Kabiru, a medical technologist who trained as an electric and medical engineer in Kenya and Britain, either makes or modifies everything around him to suit his needs and those of his loved ones.
The surprises begin as you enter the man’s house. The first thing you encounter is a non-conventional sound-proof ceiling board. It is made of soft material and covered with attractively patterned hand-woven clothing material. Once in the living room, you are fascinated by hs anti-glare television screen of which he says, “No matter how close you are from this screen, the glare will never harm your eyes. This is particularly suitable for children as they like watching TV with their eyes close to the screen.”

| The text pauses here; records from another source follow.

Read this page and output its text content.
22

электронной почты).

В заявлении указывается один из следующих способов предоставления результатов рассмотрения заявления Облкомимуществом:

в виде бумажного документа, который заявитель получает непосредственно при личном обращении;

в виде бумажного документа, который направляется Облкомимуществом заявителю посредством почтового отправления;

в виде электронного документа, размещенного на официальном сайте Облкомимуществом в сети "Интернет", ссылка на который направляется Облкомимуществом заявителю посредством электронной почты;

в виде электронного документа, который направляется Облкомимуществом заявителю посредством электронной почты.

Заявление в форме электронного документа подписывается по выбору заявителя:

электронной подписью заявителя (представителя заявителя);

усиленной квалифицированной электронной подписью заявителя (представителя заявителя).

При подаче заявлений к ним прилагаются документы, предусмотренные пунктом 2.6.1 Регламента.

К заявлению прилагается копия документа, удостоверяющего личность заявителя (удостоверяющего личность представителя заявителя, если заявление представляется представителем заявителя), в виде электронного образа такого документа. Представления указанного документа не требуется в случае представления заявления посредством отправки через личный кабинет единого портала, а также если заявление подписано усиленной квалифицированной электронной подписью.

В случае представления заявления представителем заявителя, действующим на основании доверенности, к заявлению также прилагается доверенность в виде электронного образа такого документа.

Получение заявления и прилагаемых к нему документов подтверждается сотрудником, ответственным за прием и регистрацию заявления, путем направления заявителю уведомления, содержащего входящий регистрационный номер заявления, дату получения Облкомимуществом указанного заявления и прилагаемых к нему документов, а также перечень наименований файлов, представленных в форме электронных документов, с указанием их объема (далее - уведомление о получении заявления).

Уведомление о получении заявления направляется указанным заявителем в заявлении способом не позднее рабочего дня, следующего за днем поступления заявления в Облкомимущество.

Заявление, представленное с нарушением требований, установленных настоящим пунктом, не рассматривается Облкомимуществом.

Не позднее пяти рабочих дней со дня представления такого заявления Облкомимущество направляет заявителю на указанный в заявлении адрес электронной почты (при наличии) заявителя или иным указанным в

But perhaps what may startle you even more is when you touch the television set and ear-splitting screams rent the air. It does not stop until Kabiru makes it to. This is an anti-theft alarm which, Kabiru says, can ring continuously for eight hours once it is set off. This alarm is ideal for protecting valuables like computers, fridges, TV sets, video cassette recorders, cookers and solar panels. “If any one tries to steal your VCR or computer, they will not as the alarm will deter them,” says Kabiru. “After all who will want to go around with a TV that is howling and attracting attention?” The size of an ordinary match box, the alarm costs about US$15 (Ksh1200) including installation fees. And it uses not electricity or the power of the gadget it protects but its own dry cells.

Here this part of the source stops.